As election season heats up, our hardcover nonfiction list sometimes has the look of a battle for the American soul—or at least the look of a presidential-debate lineup (this week: Ben Carson at #5; next week, we’ll check in with Donald Trump).

But the fiction lists, too, give some indication of the tenor of public conversation. Rush Limbaugh gallops to the top of our children’s fiction list with Rush Revere and the Star-Spangled Banner, fourth in his time-travelling U.S. history series, which features a talking horse named Liberty. With 47.6K print units sold, it’s the #4 book in the country.

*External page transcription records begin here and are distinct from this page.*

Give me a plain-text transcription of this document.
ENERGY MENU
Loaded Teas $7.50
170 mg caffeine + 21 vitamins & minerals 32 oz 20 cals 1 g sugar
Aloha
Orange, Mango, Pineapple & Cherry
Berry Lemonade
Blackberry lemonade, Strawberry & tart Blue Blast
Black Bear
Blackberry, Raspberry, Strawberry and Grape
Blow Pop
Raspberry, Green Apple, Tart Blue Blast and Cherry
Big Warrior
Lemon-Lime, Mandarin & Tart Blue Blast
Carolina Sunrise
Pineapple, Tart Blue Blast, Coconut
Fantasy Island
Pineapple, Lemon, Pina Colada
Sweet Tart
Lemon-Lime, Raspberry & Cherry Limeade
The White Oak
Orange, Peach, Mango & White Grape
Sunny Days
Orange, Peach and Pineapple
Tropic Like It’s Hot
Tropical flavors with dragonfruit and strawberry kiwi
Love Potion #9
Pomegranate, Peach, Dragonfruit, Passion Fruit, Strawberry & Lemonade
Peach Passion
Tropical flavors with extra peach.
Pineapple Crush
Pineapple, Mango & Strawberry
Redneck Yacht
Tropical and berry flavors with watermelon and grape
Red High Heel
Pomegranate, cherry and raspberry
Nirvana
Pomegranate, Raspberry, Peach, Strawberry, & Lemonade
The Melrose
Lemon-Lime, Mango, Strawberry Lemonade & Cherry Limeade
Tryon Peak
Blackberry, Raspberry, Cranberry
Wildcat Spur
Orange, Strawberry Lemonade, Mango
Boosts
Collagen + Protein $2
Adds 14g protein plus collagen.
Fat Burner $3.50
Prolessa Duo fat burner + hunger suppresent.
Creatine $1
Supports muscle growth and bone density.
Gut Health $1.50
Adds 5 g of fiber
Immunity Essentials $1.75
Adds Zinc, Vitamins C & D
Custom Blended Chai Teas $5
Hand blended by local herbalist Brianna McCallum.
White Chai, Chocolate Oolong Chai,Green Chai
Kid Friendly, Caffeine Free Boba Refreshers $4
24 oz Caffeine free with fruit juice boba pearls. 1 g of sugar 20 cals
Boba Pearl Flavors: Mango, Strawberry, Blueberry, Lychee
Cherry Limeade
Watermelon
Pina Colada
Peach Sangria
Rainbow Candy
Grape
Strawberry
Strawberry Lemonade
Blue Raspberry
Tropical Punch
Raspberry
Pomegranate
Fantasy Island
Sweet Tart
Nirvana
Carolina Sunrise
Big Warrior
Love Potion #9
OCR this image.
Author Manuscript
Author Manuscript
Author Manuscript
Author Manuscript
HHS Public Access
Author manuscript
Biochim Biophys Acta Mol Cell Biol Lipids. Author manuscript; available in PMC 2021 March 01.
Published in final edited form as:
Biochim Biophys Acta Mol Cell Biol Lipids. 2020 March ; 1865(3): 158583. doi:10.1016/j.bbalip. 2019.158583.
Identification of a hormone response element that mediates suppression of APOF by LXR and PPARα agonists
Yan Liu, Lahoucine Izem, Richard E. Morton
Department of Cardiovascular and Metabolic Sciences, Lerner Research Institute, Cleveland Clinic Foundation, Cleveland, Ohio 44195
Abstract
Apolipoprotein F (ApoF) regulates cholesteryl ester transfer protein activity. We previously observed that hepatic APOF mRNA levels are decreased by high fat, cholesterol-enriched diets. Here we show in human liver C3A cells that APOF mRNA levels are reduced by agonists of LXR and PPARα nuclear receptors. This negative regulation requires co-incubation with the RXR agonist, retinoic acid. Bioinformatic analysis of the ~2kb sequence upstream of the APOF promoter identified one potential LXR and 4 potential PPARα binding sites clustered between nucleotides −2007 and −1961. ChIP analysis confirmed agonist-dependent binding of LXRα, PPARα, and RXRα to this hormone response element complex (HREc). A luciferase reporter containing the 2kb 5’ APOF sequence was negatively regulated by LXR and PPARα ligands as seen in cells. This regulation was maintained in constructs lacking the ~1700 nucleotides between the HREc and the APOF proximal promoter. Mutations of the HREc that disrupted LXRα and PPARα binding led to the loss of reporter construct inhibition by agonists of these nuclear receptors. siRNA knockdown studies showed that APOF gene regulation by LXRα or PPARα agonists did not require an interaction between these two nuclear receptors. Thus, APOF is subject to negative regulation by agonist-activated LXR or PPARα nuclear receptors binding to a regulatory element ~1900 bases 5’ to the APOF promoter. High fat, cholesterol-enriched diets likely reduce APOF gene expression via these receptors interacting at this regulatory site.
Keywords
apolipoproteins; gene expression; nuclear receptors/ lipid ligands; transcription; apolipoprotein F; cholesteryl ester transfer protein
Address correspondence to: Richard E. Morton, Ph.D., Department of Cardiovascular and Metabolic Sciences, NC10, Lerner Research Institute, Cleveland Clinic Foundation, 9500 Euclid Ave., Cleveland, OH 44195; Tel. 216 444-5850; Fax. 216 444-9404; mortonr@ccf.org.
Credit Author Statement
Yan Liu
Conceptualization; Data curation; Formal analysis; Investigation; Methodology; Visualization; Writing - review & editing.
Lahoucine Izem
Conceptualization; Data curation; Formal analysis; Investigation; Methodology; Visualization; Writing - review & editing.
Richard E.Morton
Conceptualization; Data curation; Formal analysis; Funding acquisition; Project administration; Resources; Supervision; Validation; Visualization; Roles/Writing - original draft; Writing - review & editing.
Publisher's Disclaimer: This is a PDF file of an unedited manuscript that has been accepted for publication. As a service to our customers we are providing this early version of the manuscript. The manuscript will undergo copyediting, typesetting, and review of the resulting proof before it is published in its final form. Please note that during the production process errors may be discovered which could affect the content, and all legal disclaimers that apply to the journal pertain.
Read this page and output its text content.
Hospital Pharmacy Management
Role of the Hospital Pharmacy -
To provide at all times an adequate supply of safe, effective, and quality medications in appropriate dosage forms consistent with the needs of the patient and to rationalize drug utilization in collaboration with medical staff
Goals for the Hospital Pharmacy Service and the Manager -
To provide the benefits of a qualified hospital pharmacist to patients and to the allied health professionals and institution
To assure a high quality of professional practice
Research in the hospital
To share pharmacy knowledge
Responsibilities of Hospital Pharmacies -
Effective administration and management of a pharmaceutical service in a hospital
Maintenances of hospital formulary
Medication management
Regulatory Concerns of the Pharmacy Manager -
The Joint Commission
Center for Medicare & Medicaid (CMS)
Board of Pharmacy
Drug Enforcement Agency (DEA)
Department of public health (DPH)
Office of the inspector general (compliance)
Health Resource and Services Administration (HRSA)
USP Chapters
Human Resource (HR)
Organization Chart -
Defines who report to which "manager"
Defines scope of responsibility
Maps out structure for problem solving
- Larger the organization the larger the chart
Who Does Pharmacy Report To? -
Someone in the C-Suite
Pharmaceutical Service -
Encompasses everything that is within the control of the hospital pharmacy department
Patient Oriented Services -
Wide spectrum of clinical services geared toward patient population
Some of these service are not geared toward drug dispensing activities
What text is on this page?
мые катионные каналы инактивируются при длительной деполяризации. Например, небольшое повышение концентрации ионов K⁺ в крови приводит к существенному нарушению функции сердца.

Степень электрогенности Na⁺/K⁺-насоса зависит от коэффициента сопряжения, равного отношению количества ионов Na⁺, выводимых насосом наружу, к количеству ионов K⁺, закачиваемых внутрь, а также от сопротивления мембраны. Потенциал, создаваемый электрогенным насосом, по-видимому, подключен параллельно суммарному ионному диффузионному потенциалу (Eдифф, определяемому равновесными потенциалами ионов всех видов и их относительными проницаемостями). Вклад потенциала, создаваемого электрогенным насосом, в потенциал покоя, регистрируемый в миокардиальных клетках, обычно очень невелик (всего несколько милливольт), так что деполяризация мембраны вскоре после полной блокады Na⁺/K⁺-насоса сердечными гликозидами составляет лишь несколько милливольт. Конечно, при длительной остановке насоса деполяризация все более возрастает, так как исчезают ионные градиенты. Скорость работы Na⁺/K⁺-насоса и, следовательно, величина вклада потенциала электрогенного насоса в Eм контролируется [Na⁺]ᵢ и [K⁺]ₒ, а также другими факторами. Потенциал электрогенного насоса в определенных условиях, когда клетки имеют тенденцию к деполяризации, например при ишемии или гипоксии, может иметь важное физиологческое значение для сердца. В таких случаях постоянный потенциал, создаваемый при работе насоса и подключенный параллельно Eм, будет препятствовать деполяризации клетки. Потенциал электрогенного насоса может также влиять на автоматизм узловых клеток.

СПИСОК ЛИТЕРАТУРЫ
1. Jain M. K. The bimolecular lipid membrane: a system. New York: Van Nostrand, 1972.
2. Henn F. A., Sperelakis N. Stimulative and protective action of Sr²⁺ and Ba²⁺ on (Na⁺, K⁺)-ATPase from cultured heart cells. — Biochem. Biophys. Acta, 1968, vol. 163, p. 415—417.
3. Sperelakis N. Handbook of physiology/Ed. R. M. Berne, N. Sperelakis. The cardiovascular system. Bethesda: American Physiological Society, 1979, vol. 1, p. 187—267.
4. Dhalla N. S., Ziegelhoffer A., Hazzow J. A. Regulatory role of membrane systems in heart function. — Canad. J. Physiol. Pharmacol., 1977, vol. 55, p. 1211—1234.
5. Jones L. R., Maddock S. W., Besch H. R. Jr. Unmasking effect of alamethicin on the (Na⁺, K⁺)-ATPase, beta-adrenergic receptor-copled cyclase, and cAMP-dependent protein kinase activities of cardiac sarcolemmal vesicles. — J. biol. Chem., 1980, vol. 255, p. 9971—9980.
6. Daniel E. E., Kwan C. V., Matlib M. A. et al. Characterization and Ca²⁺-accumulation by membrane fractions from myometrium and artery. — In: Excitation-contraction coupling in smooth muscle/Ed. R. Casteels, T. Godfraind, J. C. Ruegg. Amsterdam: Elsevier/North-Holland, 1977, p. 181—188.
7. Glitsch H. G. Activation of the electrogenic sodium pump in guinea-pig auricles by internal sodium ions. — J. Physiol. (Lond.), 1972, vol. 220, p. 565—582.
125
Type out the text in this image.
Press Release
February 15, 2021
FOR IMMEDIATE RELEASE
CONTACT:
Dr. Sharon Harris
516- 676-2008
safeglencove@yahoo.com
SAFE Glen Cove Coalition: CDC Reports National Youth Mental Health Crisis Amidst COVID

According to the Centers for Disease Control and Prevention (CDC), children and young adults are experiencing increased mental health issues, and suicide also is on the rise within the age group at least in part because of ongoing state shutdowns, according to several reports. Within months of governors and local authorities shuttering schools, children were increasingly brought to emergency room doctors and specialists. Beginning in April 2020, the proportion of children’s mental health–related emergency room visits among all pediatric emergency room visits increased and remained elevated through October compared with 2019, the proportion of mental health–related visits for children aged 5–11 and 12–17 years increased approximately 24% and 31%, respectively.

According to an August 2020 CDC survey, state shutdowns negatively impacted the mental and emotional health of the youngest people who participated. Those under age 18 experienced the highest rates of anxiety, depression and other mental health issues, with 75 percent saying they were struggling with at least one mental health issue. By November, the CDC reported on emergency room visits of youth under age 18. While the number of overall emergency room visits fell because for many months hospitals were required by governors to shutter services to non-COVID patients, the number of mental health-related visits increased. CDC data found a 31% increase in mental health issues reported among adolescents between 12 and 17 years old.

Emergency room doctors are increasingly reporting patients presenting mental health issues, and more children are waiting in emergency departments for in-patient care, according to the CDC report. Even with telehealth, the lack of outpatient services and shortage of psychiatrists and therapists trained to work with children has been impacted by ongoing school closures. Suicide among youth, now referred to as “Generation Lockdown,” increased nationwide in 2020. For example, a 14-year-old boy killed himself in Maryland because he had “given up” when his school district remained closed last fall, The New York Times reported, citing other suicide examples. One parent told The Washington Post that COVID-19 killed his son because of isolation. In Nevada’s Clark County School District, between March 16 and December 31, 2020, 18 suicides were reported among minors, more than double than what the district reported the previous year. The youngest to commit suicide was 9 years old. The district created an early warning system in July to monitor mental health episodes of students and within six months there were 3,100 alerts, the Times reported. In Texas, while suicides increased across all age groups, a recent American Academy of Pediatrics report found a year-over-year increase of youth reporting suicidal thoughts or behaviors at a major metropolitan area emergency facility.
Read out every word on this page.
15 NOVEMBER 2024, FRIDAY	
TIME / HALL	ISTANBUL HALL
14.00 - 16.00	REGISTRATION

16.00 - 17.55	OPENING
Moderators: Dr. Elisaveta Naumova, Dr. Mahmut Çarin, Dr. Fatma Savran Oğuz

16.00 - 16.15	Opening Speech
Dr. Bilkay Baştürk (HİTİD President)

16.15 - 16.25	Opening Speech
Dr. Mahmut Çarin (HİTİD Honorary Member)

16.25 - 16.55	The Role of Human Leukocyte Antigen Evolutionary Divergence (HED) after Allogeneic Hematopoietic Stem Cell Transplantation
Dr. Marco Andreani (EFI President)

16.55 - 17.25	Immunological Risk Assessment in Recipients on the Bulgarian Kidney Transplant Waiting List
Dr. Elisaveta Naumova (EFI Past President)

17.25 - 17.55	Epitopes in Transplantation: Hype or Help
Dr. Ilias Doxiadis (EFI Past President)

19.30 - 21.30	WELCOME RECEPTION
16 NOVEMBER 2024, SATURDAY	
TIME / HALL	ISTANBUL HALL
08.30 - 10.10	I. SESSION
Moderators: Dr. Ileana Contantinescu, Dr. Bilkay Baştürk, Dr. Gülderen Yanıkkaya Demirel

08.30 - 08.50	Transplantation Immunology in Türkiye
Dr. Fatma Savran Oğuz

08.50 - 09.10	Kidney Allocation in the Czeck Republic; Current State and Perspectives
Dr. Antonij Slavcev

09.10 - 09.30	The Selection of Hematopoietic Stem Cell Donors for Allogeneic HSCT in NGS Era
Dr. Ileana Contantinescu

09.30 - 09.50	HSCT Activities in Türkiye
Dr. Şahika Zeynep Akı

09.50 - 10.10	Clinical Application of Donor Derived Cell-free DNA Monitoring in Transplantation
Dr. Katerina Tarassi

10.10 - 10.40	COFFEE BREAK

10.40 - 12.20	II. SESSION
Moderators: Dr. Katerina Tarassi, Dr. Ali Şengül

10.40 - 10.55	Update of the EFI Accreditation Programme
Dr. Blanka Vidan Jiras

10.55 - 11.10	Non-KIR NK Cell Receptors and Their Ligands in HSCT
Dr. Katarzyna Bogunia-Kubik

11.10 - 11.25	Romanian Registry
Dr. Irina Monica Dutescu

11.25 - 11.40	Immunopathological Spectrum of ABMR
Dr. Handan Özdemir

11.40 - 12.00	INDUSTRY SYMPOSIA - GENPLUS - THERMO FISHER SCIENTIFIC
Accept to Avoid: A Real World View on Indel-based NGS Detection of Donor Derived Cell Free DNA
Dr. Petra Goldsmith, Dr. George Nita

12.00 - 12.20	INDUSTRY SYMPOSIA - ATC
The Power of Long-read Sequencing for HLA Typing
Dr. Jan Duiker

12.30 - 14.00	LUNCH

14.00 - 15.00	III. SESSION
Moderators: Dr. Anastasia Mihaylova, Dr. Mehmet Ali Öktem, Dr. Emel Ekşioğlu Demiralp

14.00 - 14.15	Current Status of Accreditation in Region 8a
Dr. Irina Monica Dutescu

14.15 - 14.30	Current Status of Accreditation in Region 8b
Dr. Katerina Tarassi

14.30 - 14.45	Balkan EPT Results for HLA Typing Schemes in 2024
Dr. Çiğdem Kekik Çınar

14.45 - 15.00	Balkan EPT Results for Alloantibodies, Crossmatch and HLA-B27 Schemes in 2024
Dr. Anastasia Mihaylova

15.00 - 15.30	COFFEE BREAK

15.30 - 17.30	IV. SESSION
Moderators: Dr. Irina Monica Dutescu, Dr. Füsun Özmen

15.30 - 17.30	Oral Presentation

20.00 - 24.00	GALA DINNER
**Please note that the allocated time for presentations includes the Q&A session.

Another powerhouse of conservative political broadcasting, Glenn Beck, scores with an adult novel. The Immortal Nicholas, at #6 in hardcover fiction with 14K print units sold, relates the story of Santa Claus (aka St. Nicholas) to the birth of Jesus.

Our Books, Ourselves

Debuting on this week’s hardcover nonfiction list are books by and about a trio of feminist icons. At #13 with 9,530 print units sold, Notorious RBG is Irin Carmon and Shana Knizhnik’s look at, per the subtitle, “the life and times of Ruth Bader Ginsburg,” the U.S. Supreme Court justice and women’s rights advocate. The memoir Hunger Makes Me a Modern Girl by Carrie Brownstein, Portlandia cocreator and cofounder of influential riot grrrl band Sleater-Kinney, debuts at #17 with 8,017 print units sold. And Gloria Steinem—journalist, activist, and Ms. magazine cofounder—lands at #18 with My Life on the Road, selling 7,266 print units.

New & Notable

The Witches
Stacy Schiff
#6 Hardcover Nonfiction
17K print units

Schiff, a Pulitzer Prize winner for 1999’s Véra (Mrs. Vladimir Nabokov) and the author of 2010’s Cleopatra, here turns her historian’s eye on the Salem Witch Trials.

Slade House
David Mitchell
#12 Hardcover Fiction
8,585 print units

The genre-jumping author delves into horror with a slender novel that began life as a Twitter short story.

Lights Out
Ted Koppel
#16 Hardcover Nonfiction
8,133 print units

The founding Nightline anchor, in a book subtitled A Cyberattack, a Nation Unprepared, Surviving the Aftermath, outlines the vulnerability of the U.S. power grids.

Top 10 Overall

Rank Title Author Imprint Units
1 Rogue Lawyer John Grisham Doubleday 71,461
2 Lost Ocean Johanna Basford Penguin 55,699
3 The Pioneer Woman Cooks: Dinnertime Ree Drummond Morrow 49,141
4 Rush Revere and the Star-Spangled Banner Rush Limbaugh S&S/Threshold 47,631
5 Killing Reagan O’Reilly/Dugard Holt 46,250
6 See Me Nicholas Sparks Grand Central 36,701
7 Dork Diaries 10 Rachel Renée Russell S&S/Aladdin 35,082
8 Government Zero Michael Savage Hachette/Center Street 25,486
9 Depraved Heart Patricia Cornwell Morrow 21,439
10 The Life-Changing Magic of Tidying Up Marie Kondo Ten Speed 20,524

All unit sales per Nielsen BookScan except where noted.